Tous les musiciens écrivent une histoire intime avec leur instrument. Pour Patrice Veillon, c'est celle de ses chères guitares qu'il souhaitait conserver et transmettre. Il a donc créé ce carnet qui intéresse autant les propriétaires que les luthiers.
C'était une magnifique Gibson de 1936. C'était il y a plus de vingt ans, mais Patrice Veillon s'en souvient encore. Amateur de blues et musicien lui-même, le graphiste aurait bien voulu en savoir plus sur cette guitare.
"Je me suis demandé quelle était son histoire", explique le Rochelais. "Peut-être que Robert Johnson en avait joué !"
Il n'a jamais su si le mythique bluesman américain avait effectivement pu titiller ces cordes à Greenwood sur le bord du Mississipi. Mais ainsi est née l'idée du Pass'Guitar.
"Les belles guitares ont une longue vie"
"Ce que je voulais, c’est une traçabilité, quelle est son pédigrée avec ses caractéristiques, ses cotes, tout ce qu’il faut savoir sur cette guitare", continue Patrice. "Et puis il y avait une deuxième partie pour les propriétaires parce que les belles guitares ont une longue vie et peuvent se transmettre. On peut noter sur ce carnet des souvenirs, des faits marquants liés à cette guitare, y mettre des photos et c’est ça qui donne une valeur ajoutée, tout ce vécu de la guitare. Et puis le plus important, c’était l’espace "entretien" pour les luthiers, pouvoir noter toutes les interventions et réparations réalisées sur l’instrument".

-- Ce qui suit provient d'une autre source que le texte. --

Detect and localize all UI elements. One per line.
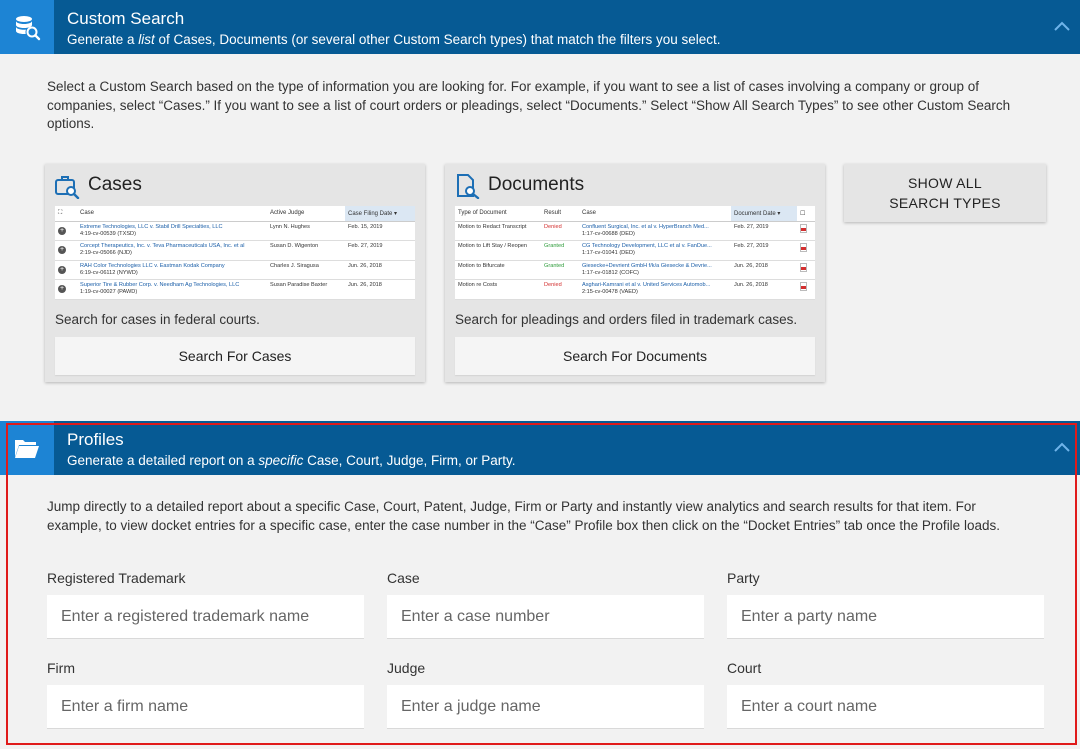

C'est dans l'atelier de Sylvain Zbinden, à deux pas du vieux port de La Rochelle, que Patrice Veillon nous avait donné rendez-vous pour présenter son Pass'Guitar. L'auteur-compositeur Laurent Lamarca nous avait aussi rejoint, avec sa guitare évidemment. Depuis son passage aux Francofolies en 2011, le musicien a fait son petit bonhomme de chemin avec deux albums et des collaborations multiples avec Francis Cabrel, La Grande Sophie ou Ben Mazue.
"On passe du temps avec, on s'y attache"
"Moi, je sais que j’ai une vieille Gibson qui est en piteuse état, que j’avais déjà fait réparer par un luthier et, quand j’ai dû la confier à Sylvain, je ne pouvais pas lui dire ce qui avait été fait dessus", nous confie Laurent. "Mais rien que pour l’histoire de la guitare, c’est important. On passe du temps avec, on s’y attache. J’écris beaucoup de chansons, toujours une guitare dans les mains, donc c’est difficile de se séparer d’une guitare. Si j’en prends une, c’est qu’il y a une rencontre et que je suis un peu tombé amoureux."
Pour Sylvain Zbinden aussi donc ce petit carnet est plus que précieux.
"Quand je fais de la restauration, je peux me trouver par exemple devant des fissures et je ne sais pas comment elle a été réparée, comment elle a été colée. Comme quand on fait un reset neck, quand on enlève le manche et qu’on le recolle, parfois je me pose des questions mais si tout est écrit dans le carnet, on gagne une étape énorme."
Neuves ou d'occasion, il se vend près de 700 000 guitares en France chaque année. Parmi elles, des guitares de collections ou de luthier qui, toutes, ont une histoire à raconter. Si ça se trouve, Robert Johnson a joué un jour sur la vôtre.